Betrayed by his strength and his memory, lost in a polka of his own composition, beginning it again and again, unable to remember its conclusion, the unfortunate Stoltz had gone to sleep while playing, and with him all the ladies on the Rigi, nodding, as they slumbered, romantic curls, or those peculiar lace caps, in shape like the crust of a vol-au-vent, that English dames affect, and which seem to be part of the canf of travelling.
The entrance of the Alpinist did not awaken them, and he himself had dropped upon a divan, overcome by such icy discouragement, when the sound of vigorous, joyous chords burst from the vestibule; where three “musicos,” harp, flute, and violin, ambulating minstrels with pitiful faces, and long overcoats flapping their legs, who infest the Swiss hostelries, had just arrived with their instruments.
At the very first notes our man sprang up as if galvanized.
“Zou! bravo!.. forward, music!”
And off he went, opening the great doors, feting the musicians, soaking them with champagne, drunk himself without drinking a drop, solely with the music which brought him back to life. He mimicked the piston, he mimicked the harp, he snapped his fingers over his head, and rolled his eyes and danced his steps, to the utter stupefaction of the tourists running in from all sides at the racket. Then suddenly, as the exhilarated musicos struck up a Strauss waltz with the fury of true tziganes, the Alpinist, perceiving in the doorway the wife of Professor Schwanthaler, a rotund little Viennese with mischievous eyes, still youthful in spite of her powdered gray hair, he sprang up her, caught her by the waist, and whirled her into the room, crying put to the others; “Come on! come on! let us waltz!”

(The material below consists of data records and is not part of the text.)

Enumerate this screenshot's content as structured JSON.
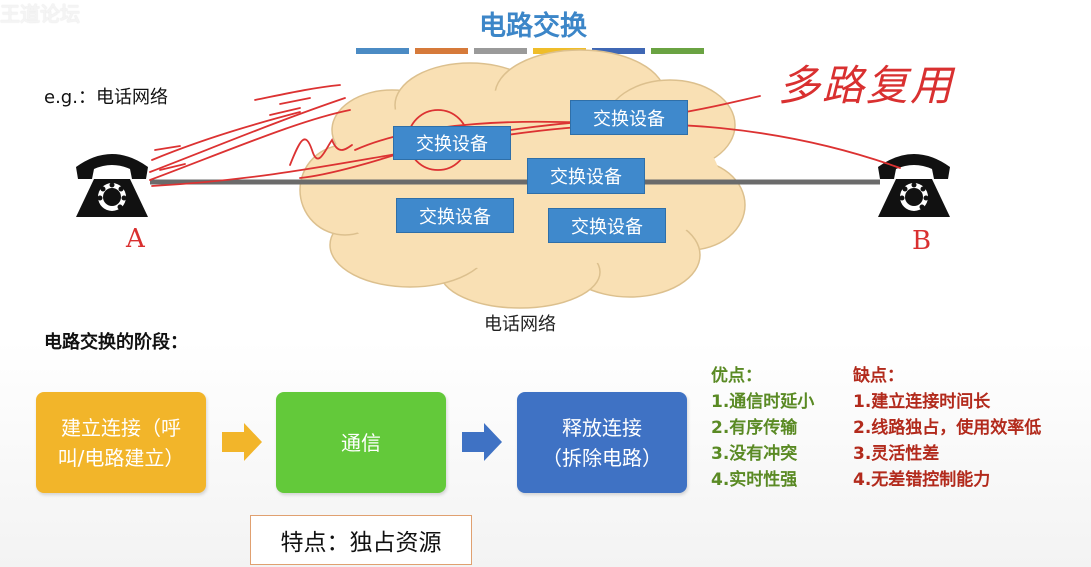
{
  "watermark": "王道论坛",
  "title": "电路交换",
  "color_bars": [
    "#4b8bc4",
    "#d67a3a",
    "#9a9a9a",
    "#efbd2a",
    "#3f67b4",
    "#6aa342"
  ],
  "example_label": "e.g.：电话网络",
  "network_label": "电话网络",
  "switch_devices": [
    "交换设备",
    "交换设备",
    "交换设备",
    "交换设备",
    "交换设备"
  ],
  "phone_icons": [
    "telephone-icon",
    "telephone-icon"
  ],
  "handwriting": {
    "phone_a": "A",
    "phone_b": "B",
    "multiplexing": "多路复用"
  },
  "stages_heading": "电路交换的阶段：",
  "stages": [
    {
      "line1": "建立连接（呼",
      "line2": "叫/电路建立）",
      "color": "#f2b52a"
    },
    {
      "line1": "通信",
      "line2": "",
      "color": "#63c93a"
    },
    {
      "line1": "释放连接",
      "line2": "（拆除电路）",
      "color": "#3f72c4"
    }
  ],
  "feature": "特点：独占资源",
  "advantages": {
    "heading": "优点：",
    "items": [
      "1.通信时延小",
      "2.有序传输",
      "3.没有冲突",
      "4.实时性强"
    ]
  },
  "disadvantages": {
    "heading": "缺点：",
    "items": [
      "1.建立连接时间长",
      "2.线路独占，使用效率低",
      "3.灵活性差",
      "4.无差错控制能力"
    ]
  }
}
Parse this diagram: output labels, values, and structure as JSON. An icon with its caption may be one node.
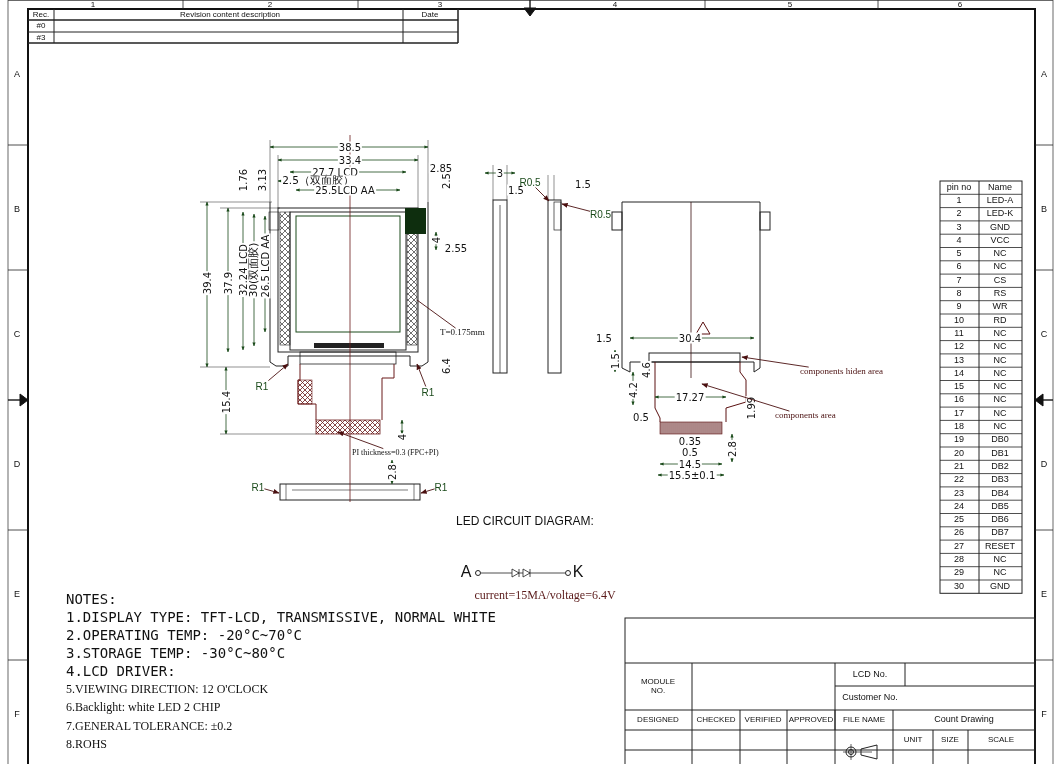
{
  "diagram": {
    "nodes": [
      {
        "text": [
          "R1"
        ]
      },
      {
        "text": [
          "R1"
        ]
      },
      {
        "text": [
          "R1"
        ]
      },
      {
        "text": [
          "R1"
        ]
      },
      {
        "text": [
          "T=0.175mm"
        ]
      },
      {
        "text": [
          "PI thickness=0.3 (FPC+PI)"
        ]
      },
      {
        "text": [
          "R0.5"
        ]
      },
      {
        "text": [
          "R0.5"
        ]
      },
      {
        "text": [
          "components hiden area"
        ]
      },
      {
        "text": [
          "components area"
        ]
      },
      {
        "text": [],
        "shape": "picture"
      },
      {
        "text": [],
        "shape": "picture"
      }
    ],
    "edges": [
      {
        "from": 0,
        "to": null,
        "arrow": "to"
      },
      {
        "from": 1,
        "to": null,
        "arrow": "to"
      },
      {
        "from": 2,
        "to": null,
        "arrow": "to"
      },
      {
        "from": 3,
        "to": null,
        "arrow": "to"
      },
      {
        "from": 4,
        "to": null,
        "arrow": "none"
      },
      {
        "from": 5,
        "to": null,
        "arrow": "to"
      },
      {
        "from": 6,
        "to": 10,
        "arrow": "to"
      },
      {
        "from": 7,
        "to": 10,
        "arrow": "to"
      },
      {
        "from": 8,
        "to": 11,
        "arrow": "to"
      },
      {
        "from": 9,
        "to": 11,
        "arrow": "to"
      }
    ],
    "labels": [
      "1",
      "2",
      "3",
      "4",
      "5",
      "6",
      "A",
      "B",
      "C",
      "D",
      "E",
      "F",
      "A",
      "B",
      "C",
      "D",
      "E",
      "F",
      "Rec.",
      "Revision content description",
      "Date",
      "#0",
      "#3",
      "38.5",
      "33.4",
      "27.7 LCD",
      "2.85",
      "2.5（双面胶）",
      "2.5",
      "25.5LCD AA",
      "1.76",
      "3.13",
      "39.4",
      "37.9",
      "32.24 LCD",
      "30(双面胶)",
      "26.5 LCD AA",
      "4",
      "2.55",
      "6.4",
      "15.4",
      "4",
      "2.8",
      "3",
      "1.5",
      "1.5",
      "1.5",
      "30.4",
      "1.5",
      "4.6",
      "4.2",
      "17.27",
      "1.99",
      "0.5",
      "0.35",
      "0.5",
      "14.5",
      "15.5±0.1",
      "2.8",
      "pin no",
      "Name",
      "1",
      "LED-A",
      "2",
      "LED-K",
      "3",
      "GND",
      "4",
      "VCC",
      "5",
      "NC",
      "6",
      "NC",
      "7",
      "CS",
      "8",
      "RS",
      "9",
      "WR",
      "10",
      "RD",
      "11",
      "NC",
      "12",
      "NC",
      "13",
      "NC",
      "14",
      "NC",
      "15",
      "NC",
      "16",
      "NC",
      "17",
      "NC",
      "18",
      "NC",
      "19",
      "DB0",
      "20",
      "DB1",
      "21",
      "DB2",
      "22",
      "DB3",
      "23",
      "DB4",
      "24",
      "DB5",
      "25",
      "DB6",
      "26",
      "DB7",
      "27",
      "RESET",
      "28",
      "NC",
      "29",
      "NC",
      "30",
      "GND",
      "LED CIRCUIT DIAGRAM:",
      "A",
      "K",
      "NOTES:",
      "current=15MA/voltage=6.4V",
      "1.DISPLAY TYPE:  TFT-LCD, TRANSMISSIVE, NORMAL WHITE",
      "2.OPERATING TEMP:  -20°C~70°C",
      "3.STORAGE TEMP:  -30°C~80°C",
      "4.LCD DRIVER:",
      "5.VIEWING DIRECTION:  12 O'CLOCK",
      "6.Backlight: white LED 2 CHIP",
      "7.GENERAL TOLERANCE:  ±0.2",
      "8.ROHS",
      "MODULE NO.",
      "LCD No.",
      "Customer No.",
      "DESIGNED",
      "CHECKED",
      "VERIFIED",
      "APPROVED",
      "FILE NAME",
      "Count Drawing",
      "UNIT",
      "SIZE",
      "SCALE"
    ]
  }
}
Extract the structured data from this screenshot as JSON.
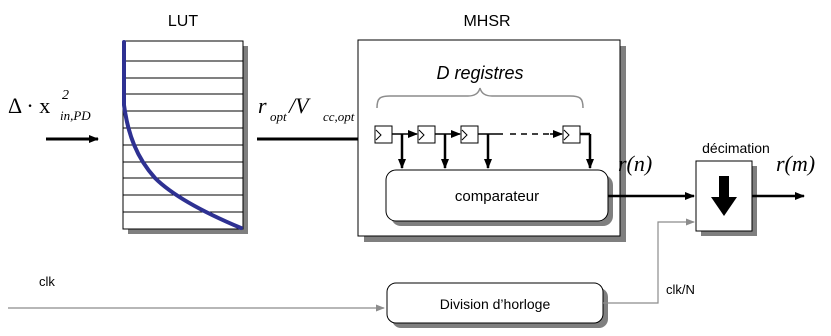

The impetus was given, the hotel thawed and twirled, carried off its centre. People danced in the vestibule, in the salon, round the long green table of the reading-room. ‘Twas that devil of a man who set fire to ice. He, however, danced no more, being out of breath at the end of a couple of turns; but he guided his ball, urged the musicians, coupled the dancers, cast into the arms of the Bonn professor an elderly Englishwoman; and into those of the austere Astier-Réhu the friskiest of the Peruvian damsels. Resistance was impossible. From that terrible Alpinist issued I know not what mysterious aura which lightened and buoyed up every one. And zou! zou! zou! No more contempt and disdain. Neither Rice nor Prunes, only waltzers. Presently the madness spread; it reached the upper storeys, and up through the well of the staircase could be seen to the sixth-floor landing the heavy and high-coloured skirts of the Swiss maids on duty, twirling with the stiffness of automatons before a musical chalet.
Ah! the wind may blow without and shake the lamp-posts, make the telegraph wires groan, and whirl the snow in spirals across that desolate summit Within all are warm, all are comforted, and remain so for that one night.
“Différemment, I must go to bed, myself,” thought the worthy Alpinist, a prudent man, coming from a country where every one packs and unpacks himself rapidly. Laughing in his grizzled beard, he slipped away, covertly escaping Madame Schwanthaler, who was seeking to hook him again ever since that initial waltz.